Além disso, Antonucci diz que “a política e os mexericos no navio se tornaram um pouco avassaladores”.

Antonucci diz que quando os residentes a bordo do The World souberam pela primeira vez das suas intenções de escrever romances sobre um navio residencial fictício, alguns disseram-lhe que estavam “assustados” por ele estar prestes a revelar os segredos de todos.

Os actuais e antigos residentes não costumam falar das suas experiências, diz Antonucci.

“Muitas pessoas ficaram ofendidas com o facto de eu revelar os segredos internos do The World”, continua. “As pessoas imploraram-me: ‘Não escrevas nada sobre nós, não nos incluas, blá blá blá’.

Depois o livro saiu e, claro, as pessoas que tinham tanto medo de serem retratadas, vieram ter comigo e disseram: ‘Como é que eu não estou no livro?

Antonucci sublinha que os seus romances são ficção e não incluem pessoas reais.

Numa declaração fornecida à CNN Travel, um representante do The World disse que Antonucci “garantiu-nos por escrito que as suas obras não estão relacionadas com o The World ou com os seus residentes e que as suas publicações são obras de arte fictícias sobre um navio fictício”.

O representante disse que o navio deseja a Antonucci “felicidades nos seus trabalhos criativos de ficção, que entendemos não terem qualquer relação com o The World ou qualquer um dos seus residentes”.

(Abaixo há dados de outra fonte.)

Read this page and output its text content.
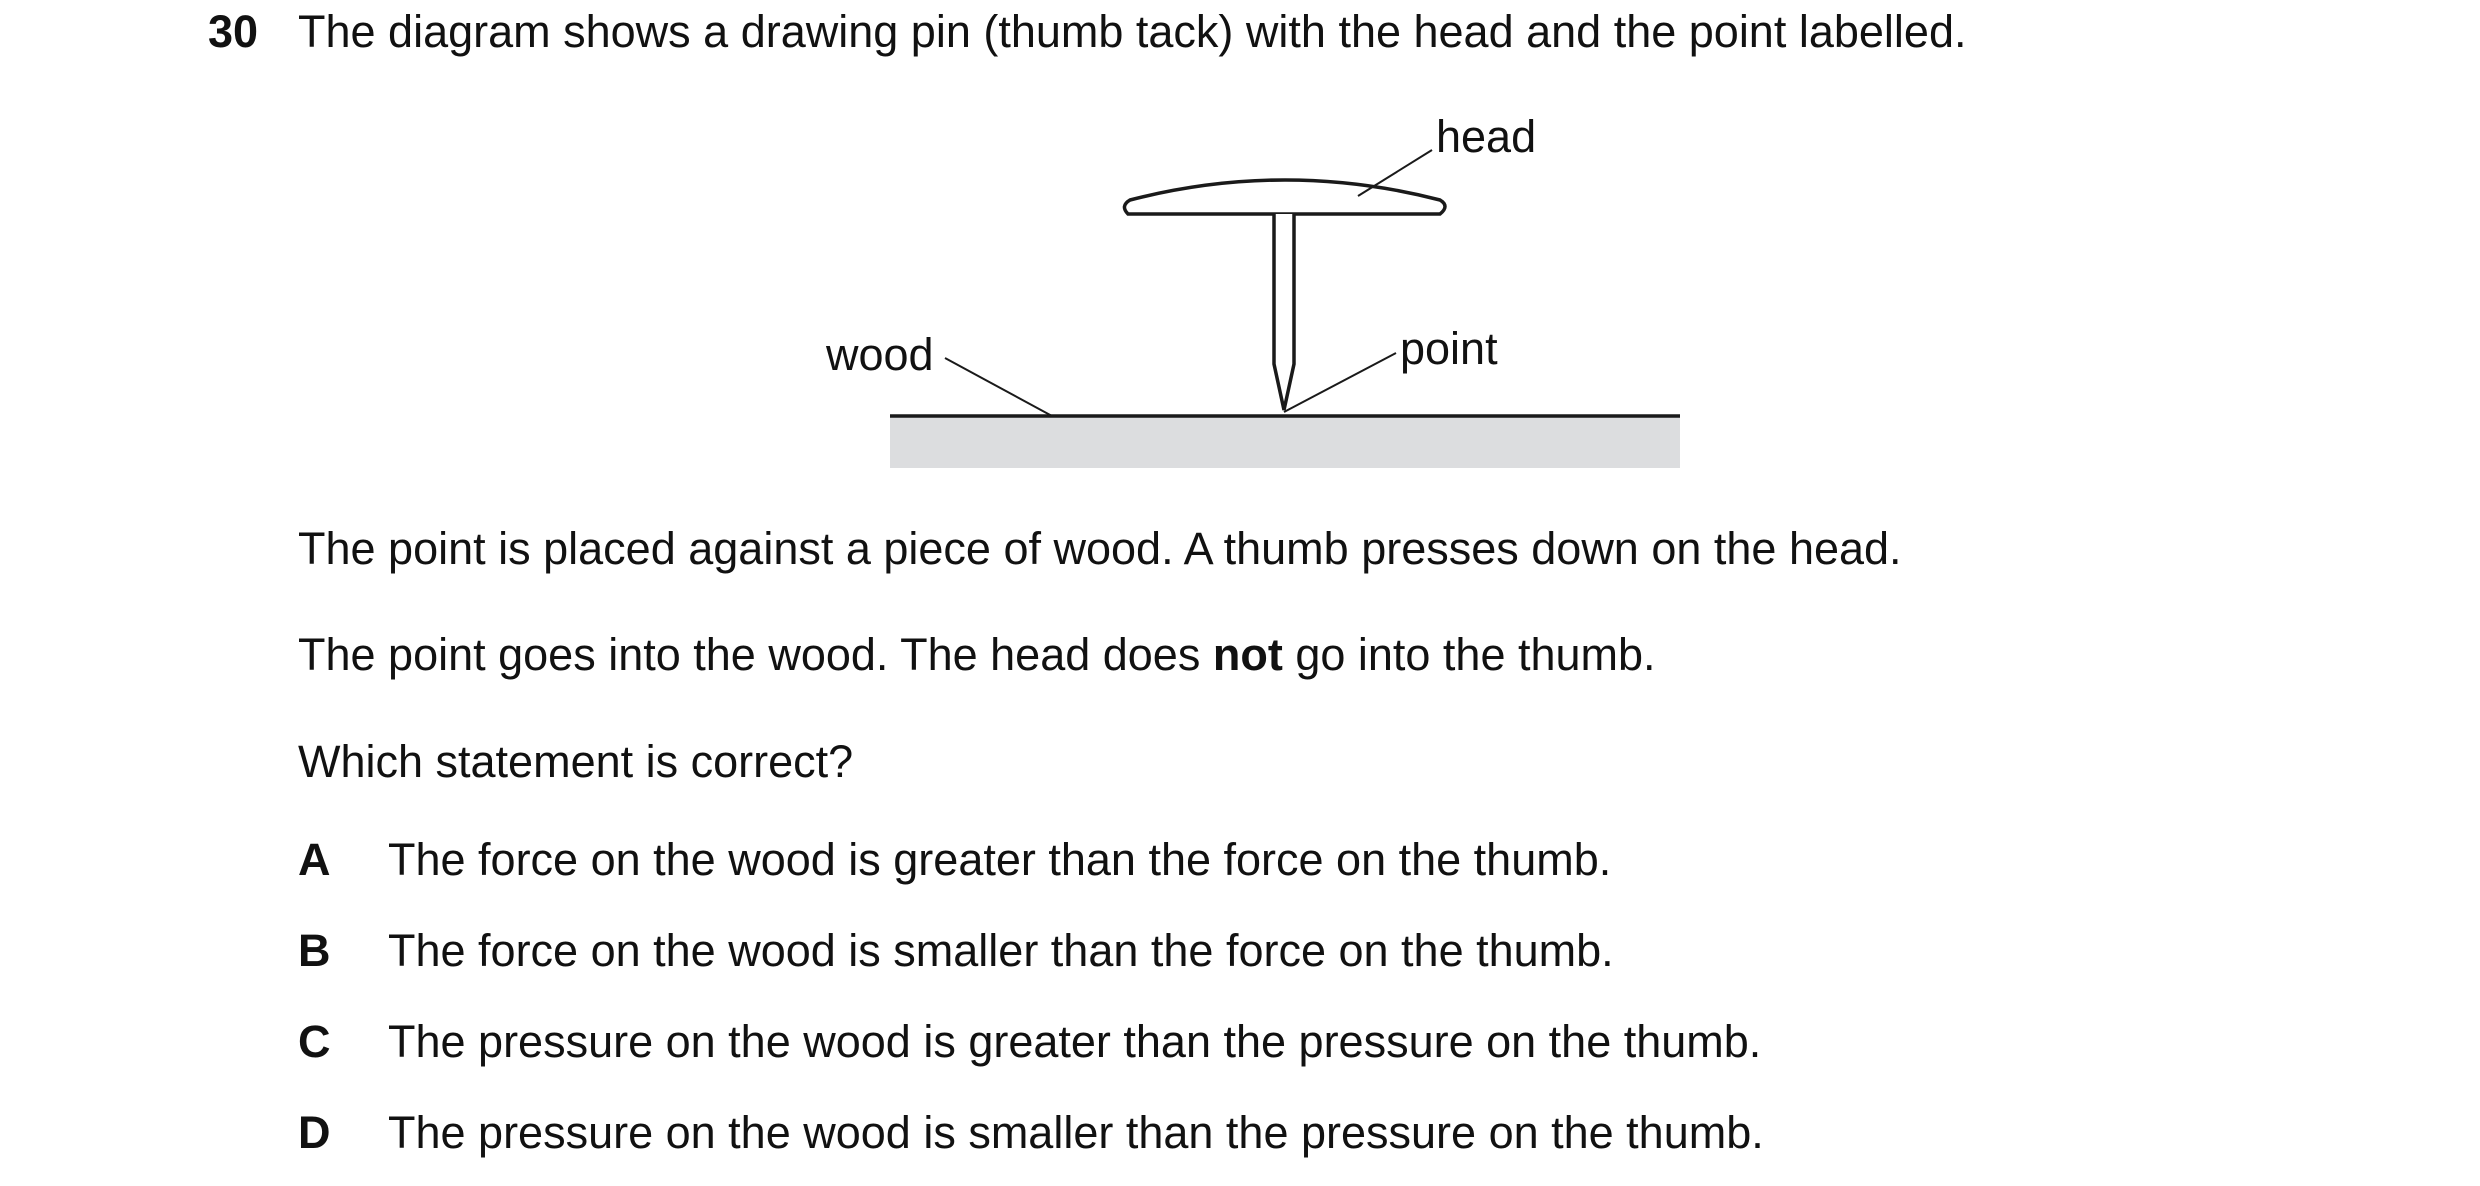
30 The diagram shows a drawing pin (thumb tack) with the head and the point labelled.
head
wood	point
The point is placed against a piece of wood. A thumb presses down on the head.
The point goes into the wood. The head does not go into the thumb.
Which statement is correct?
A The force on the wood is greater than the force on the thumb.
B The force on the wood is smaller than the force on the thumb.
C The pressure on the wood is greater than the pressure on the thumb.
D The pressure on the wood is smaller than the pressure on the thumb.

Antonucci diz que, acima de tudo, está eternamente grato por ter passado algum tempo a bordo do The World. Diz que a experiência moldou a sua vida e a sua visão do mundo atual.

“Nem sei por onde começar quando me perguntam qual foi a coisa mais incrível que vi”, diz ele. “Podia falar sobre as Ilhas Salomão. Podia contar-vos que sempre que íamos à África do Sul, saíamos e fazíamos um safari durante uma semana. Estabelecemos um recorde mundial do Guinness por sermos o navio que viajou mais para sul do que qualquer outro navio na história.”

E embora Antonucci nem sempre se tenha dado bem com toda a gente a bordo, ainda hoje tem bons amigos do The World.

“São recordações muito, muito especiais”, diz ele. “E estou contente por as ter partilhado com amigos.”